Through this lens of discovery, analysis, looking at context and proximity of information, often an intelligent hypothesis can be offered, written, discussed, and debated. The hypothesis, if solid, can withstand the chipping away at its foundation and still be intact having weathered a barrage critical questioning and scrutiny.

Now take this same process and look at information and news and think of what we can learn from this discipline if we apply it. Can you imagine laying out all the information one has on a topic or event. There are many questions to ponder. Do you even disturb the site? Once a story is uncovered what materials and information is lost by removal? What is the topography of the story? What is a plan to uncover layers of information? What do you do with that information? As you shift through it, what bigger pieces come to light and what can be put aside or discarded? What is the size of the story? How deep do you dig? What is the relationship of the pieces of information you find and what is their relationship to each other? What do you measure, record and take back to your lab or office for further analysis?

Imagine if the fourth estate, our public press, actually did all this with each news story. As a reporter develops the narrative for TV, print or social media, imagine that they actually engage in this type of due diligence. They would ask question after question of the subjects in their story. They would look at facts and lay out pieces as if they were a puzzle and they would attempt to build a structure based on what is found. Once placed in a pattern, it may reveal a narrative, or it may not, yet the whole of a story should unfold like a disorganized group of pottery shards carefully and if meticulously pieced back together would recreate an artifact as close to the original as possible.

News stories based on the actual facts such as who, what, where, when and how are the marrow of a news story. Everything laid out for all to see and then try to understand.

Today however, too many institutions including the news, their owners, management, editors, and reporters, operate from the opinion and entertainment side for clicks, and revenue and not on the news side. It has come to pass that so called news has become polemic in America and our Western Civilization. What was once fairly placed on the opinion page is almost always placed on the front page. Pre-determined narratives trump following the story and where it leads. The sad part is many find the silo of information that fits their world view and then amplify it. Many tend to have a myopic view of the world and seek those bits of information that bolster their opinions rather than being open to the possibility of new or different information.

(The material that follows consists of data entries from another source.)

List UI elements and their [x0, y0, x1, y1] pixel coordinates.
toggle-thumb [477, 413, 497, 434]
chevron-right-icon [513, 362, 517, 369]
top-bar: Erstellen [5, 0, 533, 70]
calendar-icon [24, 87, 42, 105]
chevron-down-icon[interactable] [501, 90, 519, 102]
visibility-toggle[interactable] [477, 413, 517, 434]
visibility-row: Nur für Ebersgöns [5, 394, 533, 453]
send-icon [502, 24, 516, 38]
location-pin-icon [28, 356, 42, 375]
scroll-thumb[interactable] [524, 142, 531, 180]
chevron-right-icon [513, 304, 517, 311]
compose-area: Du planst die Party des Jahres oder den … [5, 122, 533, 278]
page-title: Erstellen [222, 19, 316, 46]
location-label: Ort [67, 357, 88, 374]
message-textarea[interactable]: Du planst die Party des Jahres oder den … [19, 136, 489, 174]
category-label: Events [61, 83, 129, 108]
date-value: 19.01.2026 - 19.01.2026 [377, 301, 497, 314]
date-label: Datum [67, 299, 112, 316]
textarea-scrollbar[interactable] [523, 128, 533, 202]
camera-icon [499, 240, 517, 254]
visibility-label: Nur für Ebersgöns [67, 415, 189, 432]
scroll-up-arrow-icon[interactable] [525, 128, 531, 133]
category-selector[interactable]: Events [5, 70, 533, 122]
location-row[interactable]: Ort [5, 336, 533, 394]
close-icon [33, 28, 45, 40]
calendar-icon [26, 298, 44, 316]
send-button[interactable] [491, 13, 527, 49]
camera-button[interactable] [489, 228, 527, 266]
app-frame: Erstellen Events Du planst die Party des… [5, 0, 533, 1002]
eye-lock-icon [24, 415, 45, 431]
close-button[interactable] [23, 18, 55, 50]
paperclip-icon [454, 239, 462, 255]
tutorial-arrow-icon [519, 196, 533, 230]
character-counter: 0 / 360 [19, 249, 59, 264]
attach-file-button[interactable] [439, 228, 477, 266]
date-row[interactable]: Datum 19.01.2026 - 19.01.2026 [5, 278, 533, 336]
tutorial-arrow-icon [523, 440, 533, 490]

He’s some suggestions to overcome our current impasse. It’s time to use eduction, which means to draw out or elicit and even work out from given facts. Look at all sides of an argument or story and let the reader/viewer come to their own conclusion. There is something unique in the social identity of Americans. We have more in common than the news would have us believe. Our social fabric, though frayed, can be restored if we moderate the vitriol and focus on what we have in common.

Do a little more digging on your own. Don’t let the talking heads of the legacy media leave you with talking points to confirm what you think you believe. Challenge yourself to look at the opposing ideas and see if there is something equally as reasoned on the other side. I try to “Duck Duck Go” web search a writer’s name to see and read other pieces of their work so that I better understand their position and world view. It is more time consuming, yet if you want to get a more rounded look at an issue, then the work must be done.

Alexis de Tocqueville, the French diplomat and political philosopher wrote, “The greatness of America lies not in being more enlightened than any other nation, but rather in her ability to repair her faults.” Digging for the truth helps us fully understand and repair our faults.